Insbesondere erscheint eine notwendige Verteidigung auch nicht wegen der Schwierigkeit der Sach- oder Rechtslage oder der Schwere der Tat geboten (§ 140 Abs. 2 StPO). Die Anklagevorwürfe, sind sie deliktstypisch auch mehrere an der Zahl, sind einfach gelagert. Die Beweislage erscheint nach Aktenlage nicht schwierig. Es ist auch ansonsten nicht ersichtlich und vorgetragen, dass sich der Angeschuldigte etwa wegen Einschränkungen der Schuldfähigkeit o.ä. – nicht selbst verteidigen könnte. Bei vorläufiger Würdigung nach Aktenlage droht auch keine Gesamtfreiheitsstrafe von einem Jahr oder mehr; weist das Bundeszentralregister auch viele Eintragungen vornehmlich wegen Verfehlungen als Jugendlicher und Heranwachsender auf.
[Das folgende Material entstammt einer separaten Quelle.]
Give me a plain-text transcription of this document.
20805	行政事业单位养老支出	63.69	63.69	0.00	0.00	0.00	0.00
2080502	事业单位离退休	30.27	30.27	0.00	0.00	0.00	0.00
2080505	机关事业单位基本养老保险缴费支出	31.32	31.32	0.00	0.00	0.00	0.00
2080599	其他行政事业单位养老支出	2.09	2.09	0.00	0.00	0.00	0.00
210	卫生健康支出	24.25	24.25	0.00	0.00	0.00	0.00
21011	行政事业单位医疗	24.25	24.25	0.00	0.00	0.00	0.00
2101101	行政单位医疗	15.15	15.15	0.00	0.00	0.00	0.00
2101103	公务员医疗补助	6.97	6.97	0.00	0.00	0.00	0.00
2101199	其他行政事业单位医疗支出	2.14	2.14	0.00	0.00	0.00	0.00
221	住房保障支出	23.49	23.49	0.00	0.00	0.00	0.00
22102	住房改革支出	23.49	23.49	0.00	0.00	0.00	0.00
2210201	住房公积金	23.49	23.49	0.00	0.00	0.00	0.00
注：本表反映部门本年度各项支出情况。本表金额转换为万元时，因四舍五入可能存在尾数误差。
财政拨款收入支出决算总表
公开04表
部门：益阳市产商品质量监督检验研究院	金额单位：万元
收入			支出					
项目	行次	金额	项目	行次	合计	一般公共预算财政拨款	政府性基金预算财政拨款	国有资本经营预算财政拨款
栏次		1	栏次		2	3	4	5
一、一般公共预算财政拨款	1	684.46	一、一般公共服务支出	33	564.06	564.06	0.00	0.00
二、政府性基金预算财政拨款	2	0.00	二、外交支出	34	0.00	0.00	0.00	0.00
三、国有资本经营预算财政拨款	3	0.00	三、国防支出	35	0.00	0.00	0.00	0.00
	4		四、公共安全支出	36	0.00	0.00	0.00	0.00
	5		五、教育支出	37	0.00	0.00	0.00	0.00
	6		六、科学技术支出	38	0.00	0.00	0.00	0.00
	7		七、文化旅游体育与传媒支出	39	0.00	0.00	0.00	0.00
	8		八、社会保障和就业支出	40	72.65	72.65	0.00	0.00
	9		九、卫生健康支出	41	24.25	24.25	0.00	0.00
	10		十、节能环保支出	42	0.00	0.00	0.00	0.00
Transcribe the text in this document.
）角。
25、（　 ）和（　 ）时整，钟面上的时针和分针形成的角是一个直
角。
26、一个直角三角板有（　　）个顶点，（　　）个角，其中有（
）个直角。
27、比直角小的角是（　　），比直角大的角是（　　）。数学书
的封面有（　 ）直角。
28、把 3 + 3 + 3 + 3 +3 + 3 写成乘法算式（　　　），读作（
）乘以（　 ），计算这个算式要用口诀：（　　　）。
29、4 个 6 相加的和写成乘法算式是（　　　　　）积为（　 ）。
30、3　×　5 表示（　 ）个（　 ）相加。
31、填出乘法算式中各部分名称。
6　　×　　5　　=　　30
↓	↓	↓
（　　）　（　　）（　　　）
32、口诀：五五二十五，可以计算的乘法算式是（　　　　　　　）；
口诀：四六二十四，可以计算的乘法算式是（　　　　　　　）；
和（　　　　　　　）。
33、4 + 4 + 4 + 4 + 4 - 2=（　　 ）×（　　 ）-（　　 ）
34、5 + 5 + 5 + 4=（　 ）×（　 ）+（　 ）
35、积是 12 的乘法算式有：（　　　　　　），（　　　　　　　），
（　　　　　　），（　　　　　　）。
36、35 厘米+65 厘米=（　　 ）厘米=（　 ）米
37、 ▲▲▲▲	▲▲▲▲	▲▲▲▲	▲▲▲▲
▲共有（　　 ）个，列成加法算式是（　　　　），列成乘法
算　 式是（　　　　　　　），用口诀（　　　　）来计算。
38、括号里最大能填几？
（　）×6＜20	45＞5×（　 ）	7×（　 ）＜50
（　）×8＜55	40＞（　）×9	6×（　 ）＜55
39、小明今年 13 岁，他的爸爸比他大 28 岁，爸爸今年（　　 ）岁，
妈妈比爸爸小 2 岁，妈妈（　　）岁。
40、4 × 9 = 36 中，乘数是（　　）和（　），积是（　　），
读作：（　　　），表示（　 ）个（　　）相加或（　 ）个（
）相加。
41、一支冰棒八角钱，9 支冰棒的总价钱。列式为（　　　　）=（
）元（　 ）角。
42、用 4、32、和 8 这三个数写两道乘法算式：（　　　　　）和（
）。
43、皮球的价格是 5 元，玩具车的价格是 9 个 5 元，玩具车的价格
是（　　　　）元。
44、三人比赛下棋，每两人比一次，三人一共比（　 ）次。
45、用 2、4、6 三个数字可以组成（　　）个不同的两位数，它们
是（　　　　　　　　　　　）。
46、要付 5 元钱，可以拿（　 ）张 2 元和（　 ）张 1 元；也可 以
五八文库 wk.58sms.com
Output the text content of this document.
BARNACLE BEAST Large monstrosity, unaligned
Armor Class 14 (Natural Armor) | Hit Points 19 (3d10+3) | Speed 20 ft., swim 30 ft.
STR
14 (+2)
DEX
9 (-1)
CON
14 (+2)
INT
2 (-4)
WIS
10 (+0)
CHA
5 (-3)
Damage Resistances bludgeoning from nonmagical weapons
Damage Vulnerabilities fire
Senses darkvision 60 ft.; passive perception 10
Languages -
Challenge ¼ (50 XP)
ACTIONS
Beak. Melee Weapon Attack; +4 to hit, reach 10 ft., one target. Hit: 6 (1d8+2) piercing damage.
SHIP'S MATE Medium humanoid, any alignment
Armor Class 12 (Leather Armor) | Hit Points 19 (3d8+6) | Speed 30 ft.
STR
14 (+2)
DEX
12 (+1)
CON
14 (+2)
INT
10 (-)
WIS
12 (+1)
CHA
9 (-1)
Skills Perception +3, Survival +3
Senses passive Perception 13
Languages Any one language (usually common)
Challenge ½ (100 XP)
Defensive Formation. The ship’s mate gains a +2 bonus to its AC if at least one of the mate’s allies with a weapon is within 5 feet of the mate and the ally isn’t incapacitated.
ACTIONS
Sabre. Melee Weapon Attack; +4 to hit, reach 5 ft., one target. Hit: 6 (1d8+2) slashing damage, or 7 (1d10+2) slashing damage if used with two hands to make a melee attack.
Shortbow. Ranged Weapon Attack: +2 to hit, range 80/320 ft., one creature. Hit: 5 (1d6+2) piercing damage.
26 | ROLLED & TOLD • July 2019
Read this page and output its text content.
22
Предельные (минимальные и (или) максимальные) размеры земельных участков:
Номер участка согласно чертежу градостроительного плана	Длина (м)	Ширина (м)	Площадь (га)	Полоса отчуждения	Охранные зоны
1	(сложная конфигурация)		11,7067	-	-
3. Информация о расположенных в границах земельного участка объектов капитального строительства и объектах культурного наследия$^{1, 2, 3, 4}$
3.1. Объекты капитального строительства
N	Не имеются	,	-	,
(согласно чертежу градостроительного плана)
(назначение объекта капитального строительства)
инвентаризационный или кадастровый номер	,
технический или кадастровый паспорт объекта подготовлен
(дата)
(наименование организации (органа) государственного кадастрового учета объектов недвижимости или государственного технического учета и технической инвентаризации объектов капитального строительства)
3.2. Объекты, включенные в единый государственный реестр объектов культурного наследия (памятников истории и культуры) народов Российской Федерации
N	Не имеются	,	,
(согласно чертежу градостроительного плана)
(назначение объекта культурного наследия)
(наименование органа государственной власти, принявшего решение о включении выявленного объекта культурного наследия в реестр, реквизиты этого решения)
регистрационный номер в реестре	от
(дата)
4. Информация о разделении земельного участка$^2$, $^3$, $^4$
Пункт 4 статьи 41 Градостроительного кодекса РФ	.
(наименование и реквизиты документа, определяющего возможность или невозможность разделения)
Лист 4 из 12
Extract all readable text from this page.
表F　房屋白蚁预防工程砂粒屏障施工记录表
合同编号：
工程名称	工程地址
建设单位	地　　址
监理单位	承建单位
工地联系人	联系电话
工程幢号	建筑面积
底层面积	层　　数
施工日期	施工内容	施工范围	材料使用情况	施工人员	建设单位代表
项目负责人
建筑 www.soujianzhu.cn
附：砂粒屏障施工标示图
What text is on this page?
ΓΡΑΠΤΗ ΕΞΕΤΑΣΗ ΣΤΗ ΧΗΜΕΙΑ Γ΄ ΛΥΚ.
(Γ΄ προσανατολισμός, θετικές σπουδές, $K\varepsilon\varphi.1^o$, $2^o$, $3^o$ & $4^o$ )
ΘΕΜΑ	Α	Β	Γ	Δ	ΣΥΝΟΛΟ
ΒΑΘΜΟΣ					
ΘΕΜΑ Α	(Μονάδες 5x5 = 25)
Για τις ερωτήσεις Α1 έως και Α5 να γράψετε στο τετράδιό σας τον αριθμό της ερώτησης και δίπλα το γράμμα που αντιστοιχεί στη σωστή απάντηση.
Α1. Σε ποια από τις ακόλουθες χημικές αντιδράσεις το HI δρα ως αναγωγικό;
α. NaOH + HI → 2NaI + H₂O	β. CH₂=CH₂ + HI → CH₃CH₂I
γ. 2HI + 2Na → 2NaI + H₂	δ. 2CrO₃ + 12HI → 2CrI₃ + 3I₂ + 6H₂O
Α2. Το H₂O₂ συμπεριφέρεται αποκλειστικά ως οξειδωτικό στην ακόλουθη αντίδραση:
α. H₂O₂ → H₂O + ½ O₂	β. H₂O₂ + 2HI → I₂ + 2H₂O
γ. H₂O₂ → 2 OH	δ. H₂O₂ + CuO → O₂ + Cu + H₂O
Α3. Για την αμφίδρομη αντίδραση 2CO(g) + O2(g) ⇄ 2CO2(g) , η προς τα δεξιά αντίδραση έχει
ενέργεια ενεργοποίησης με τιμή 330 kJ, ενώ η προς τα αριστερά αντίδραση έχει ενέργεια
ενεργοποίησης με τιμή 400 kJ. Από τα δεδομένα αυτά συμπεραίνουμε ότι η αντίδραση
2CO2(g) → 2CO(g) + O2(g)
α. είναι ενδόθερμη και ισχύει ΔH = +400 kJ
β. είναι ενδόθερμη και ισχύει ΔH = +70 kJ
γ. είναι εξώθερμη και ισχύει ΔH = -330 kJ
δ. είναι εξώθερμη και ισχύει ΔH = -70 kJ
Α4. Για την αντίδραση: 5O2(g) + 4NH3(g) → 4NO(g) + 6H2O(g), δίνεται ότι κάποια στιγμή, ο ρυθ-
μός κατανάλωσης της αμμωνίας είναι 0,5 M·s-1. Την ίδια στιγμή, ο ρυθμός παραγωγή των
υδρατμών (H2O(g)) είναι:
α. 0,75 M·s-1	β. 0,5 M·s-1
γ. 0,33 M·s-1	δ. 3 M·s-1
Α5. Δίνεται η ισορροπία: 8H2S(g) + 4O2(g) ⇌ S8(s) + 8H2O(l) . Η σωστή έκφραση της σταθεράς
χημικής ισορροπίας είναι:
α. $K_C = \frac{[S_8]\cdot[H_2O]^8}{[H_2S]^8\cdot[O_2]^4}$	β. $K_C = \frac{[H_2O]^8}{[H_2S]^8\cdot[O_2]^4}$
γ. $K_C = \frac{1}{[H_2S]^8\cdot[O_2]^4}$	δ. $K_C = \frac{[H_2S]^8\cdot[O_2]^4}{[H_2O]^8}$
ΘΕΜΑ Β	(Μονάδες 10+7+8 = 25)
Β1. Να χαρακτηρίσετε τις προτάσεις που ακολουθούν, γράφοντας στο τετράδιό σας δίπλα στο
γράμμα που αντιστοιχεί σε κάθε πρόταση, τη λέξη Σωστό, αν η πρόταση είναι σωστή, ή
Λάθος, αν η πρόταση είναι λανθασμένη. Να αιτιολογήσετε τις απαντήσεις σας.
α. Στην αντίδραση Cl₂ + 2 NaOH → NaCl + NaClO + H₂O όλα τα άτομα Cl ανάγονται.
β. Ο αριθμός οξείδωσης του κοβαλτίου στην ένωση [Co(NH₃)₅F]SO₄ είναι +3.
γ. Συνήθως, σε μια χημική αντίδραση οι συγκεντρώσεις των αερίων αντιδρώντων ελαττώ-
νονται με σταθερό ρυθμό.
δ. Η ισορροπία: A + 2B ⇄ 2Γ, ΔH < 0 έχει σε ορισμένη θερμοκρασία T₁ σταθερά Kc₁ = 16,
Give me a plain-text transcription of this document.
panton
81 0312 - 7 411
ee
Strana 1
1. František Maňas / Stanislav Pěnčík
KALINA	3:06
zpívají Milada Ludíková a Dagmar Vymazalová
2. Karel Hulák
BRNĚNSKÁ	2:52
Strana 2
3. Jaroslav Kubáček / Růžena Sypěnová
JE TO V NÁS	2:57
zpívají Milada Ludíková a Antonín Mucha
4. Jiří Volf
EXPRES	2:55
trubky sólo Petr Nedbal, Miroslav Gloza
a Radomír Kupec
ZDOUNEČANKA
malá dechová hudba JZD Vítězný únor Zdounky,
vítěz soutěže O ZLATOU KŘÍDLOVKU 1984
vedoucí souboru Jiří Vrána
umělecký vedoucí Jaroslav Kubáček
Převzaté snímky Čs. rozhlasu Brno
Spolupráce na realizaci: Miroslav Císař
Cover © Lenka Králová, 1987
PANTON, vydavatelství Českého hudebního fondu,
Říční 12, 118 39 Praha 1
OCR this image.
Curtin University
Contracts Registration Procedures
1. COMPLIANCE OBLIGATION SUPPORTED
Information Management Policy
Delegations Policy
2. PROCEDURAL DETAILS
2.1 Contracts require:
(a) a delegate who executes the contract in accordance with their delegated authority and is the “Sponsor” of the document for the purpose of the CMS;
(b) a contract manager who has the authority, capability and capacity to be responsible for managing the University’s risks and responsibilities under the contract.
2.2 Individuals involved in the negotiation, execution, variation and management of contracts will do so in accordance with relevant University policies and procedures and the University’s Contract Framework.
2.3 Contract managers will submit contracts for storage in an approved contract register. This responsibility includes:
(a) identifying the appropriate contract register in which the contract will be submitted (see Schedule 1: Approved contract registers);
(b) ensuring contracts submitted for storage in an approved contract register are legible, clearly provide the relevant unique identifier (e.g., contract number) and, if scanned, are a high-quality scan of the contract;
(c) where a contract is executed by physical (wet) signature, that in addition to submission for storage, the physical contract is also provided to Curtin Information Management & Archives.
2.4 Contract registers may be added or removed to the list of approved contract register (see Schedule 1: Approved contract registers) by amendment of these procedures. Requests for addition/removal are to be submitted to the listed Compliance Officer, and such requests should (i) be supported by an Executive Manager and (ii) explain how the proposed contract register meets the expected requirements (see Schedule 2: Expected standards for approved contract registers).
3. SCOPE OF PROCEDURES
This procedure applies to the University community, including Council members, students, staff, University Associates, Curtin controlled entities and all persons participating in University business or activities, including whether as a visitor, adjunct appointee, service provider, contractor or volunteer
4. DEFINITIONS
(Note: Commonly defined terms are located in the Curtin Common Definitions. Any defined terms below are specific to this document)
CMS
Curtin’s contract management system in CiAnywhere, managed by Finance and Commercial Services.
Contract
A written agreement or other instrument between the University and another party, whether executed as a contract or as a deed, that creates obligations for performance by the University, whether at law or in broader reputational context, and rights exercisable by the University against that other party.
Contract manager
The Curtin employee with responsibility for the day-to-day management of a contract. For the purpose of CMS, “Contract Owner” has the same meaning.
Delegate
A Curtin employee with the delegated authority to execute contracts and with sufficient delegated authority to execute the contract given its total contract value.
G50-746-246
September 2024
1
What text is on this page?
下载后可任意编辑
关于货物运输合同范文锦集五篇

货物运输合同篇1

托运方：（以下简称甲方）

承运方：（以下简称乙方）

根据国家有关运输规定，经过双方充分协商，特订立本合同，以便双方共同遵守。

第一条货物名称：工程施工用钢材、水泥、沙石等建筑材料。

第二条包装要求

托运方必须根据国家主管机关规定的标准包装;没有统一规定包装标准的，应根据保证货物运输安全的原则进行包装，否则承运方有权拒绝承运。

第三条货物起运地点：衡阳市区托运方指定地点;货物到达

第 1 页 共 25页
Eine Verteidigung ist auch nicht aufgrund zwingender Vertrauensschutzgesichtspunkte oder Grundsätze des fairen Verfahrens notwendig. Die Staatsanwaltschaft hat im Falle mehrerer örtlich zuständiger Gerichte grundsätzlich ein Wahlrecht, bei welchem Gericht sie Anklage erhebt. Vor Eröffnung kann sie die Anklage jederzeit zurücknehmen. Schützenswerte Vertrauensgesichtspunkte des Angeklagten sind insoweit grundsätzlich nicht berührt. Der Gewährung rechtlichen Gehörs bedurfte es insofern nicht. Allein die Absichtserklärung des Amtsgerichts Freiburg, einen Pflichtverteidiger bestellen zu wollen, kann auch noch kein berechtigtes Vertrauen begründen, dass ein solcher tatsächlich bestellt wird, zumal sämtlichen Verfahrensbeteiligten – insbesondere auch der Staatsanwaltschaft – insofern zuvor noch Gelegenheit zur Stellungnahme gegeben werden muss und vorliegend wurde. Die Staatsanwaltschaft ist der Bestellung eines Pflichtverteidigers entsprechend auch entgegen getreten. Und schließlich ist auch nicht erkennbar, dass Anklagerücknahme und Neuanklage bei einem anderen Gericht willkürlich zum Zwecke der Umgehung der vom Amtsgericht Freiburg zunächst beabsichtigten Pflichtverteidigerbestellung erfolgten. Der Schwerpunkt der Anklagevorwürfe liegt im örtlichen Zuständigkeitsbereich des Amtsgerichts Waldkirch. Vor diesem Hintergrund erfolgten laut Aktenvermerk auch die Zurücknahme der Anklage beim Amtsgericht Freiburg und die Neuanklage beim Amtsgericht Waldkirch zeitlich noch vor dem Antrag des Verteidigers auf seine Bestellung als Pflichtverteidiger.“

Dürfte so wohl zutreffend sein.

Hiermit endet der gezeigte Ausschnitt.